Un jeune employé remplace un retraité.
Les critères d'âge peuvent être facteurs d’exclusion du marché du travail. Shutterstock

Si le terme d’âgisme reste, en France, peu employé en comparaison avec d’autres pays francophones, il a commencé à se diffuser au cours de ces dernières années.

Sa définition ne fait pas consensus. Pour les uns, à l’instar du gérontologue américain Robert Butler qui a forgé la notion en 1969 par analogie avec celles de racisme et de sexisme, il s’agit d’un « processus de stéréotypage et de discrimination systématiques contre les personnes, parce qu’elles sont vieilles ». Pour d’autres, comme l’Observatoire de l’âgisme, elle désigne les discriminations fondées sur l’âge, quel que soit l’âge.

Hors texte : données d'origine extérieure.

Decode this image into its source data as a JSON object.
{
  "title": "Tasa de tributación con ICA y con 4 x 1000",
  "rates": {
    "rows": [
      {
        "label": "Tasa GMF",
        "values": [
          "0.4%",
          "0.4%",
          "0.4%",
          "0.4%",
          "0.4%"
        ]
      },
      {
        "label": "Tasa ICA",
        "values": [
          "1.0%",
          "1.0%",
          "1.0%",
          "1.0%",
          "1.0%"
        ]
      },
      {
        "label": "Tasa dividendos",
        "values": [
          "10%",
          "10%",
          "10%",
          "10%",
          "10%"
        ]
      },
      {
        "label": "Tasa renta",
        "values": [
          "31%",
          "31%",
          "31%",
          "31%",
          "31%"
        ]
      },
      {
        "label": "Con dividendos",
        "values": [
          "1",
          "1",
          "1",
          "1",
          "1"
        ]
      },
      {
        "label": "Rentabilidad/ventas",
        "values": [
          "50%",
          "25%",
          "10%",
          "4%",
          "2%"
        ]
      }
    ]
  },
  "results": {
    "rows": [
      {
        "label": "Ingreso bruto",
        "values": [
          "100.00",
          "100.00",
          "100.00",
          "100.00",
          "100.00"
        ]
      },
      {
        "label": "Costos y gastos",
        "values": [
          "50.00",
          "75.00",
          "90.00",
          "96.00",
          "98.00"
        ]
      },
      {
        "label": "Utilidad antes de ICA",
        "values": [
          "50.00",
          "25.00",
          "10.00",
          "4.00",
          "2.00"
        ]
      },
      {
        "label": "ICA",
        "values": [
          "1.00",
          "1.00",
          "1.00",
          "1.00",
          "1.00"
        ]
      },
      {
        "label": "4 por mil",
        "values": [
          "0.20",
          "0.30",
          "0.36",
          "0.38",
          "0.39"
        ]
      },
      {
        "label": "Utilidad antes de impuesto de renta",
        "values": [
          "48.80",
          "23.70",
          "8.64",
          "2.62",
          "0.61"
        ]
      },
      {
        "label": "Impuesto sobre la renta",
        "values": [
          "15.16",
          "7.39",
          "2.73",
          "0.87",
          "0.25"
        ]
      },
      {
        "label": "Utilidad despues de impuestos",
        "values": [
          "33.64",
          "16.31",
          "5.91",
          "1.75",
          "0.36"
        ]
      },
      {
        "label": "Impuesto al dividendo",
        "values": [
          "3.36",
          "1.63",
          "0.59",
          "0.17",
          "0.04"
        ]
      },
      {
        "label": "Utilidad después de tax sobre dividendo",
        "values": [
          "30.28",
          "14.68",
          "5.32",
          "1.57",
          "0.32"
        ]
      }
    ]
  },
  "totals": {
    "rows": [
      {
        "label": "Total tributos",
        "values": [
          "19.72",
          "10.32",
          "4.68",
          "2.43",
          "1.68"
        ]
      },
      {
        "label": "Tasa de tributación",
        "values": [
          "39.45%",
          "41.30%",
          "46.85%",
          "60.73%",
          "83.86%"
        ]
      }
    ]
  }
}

Ces deux acceptions ne sont cependant pas irréconciliables. On peut, en effet, considérer que les traitements inégaux selon l’âge peuvent concerner tant les jeunes que les vieux, tout en reconnaissant que, dans les sociétés modernes marquées par des changements technologiques et sociaux de plus en plus rapides et par l’obsolescence accélérée des connaissances, l’âgisme anti-vieux est structurellement accentué.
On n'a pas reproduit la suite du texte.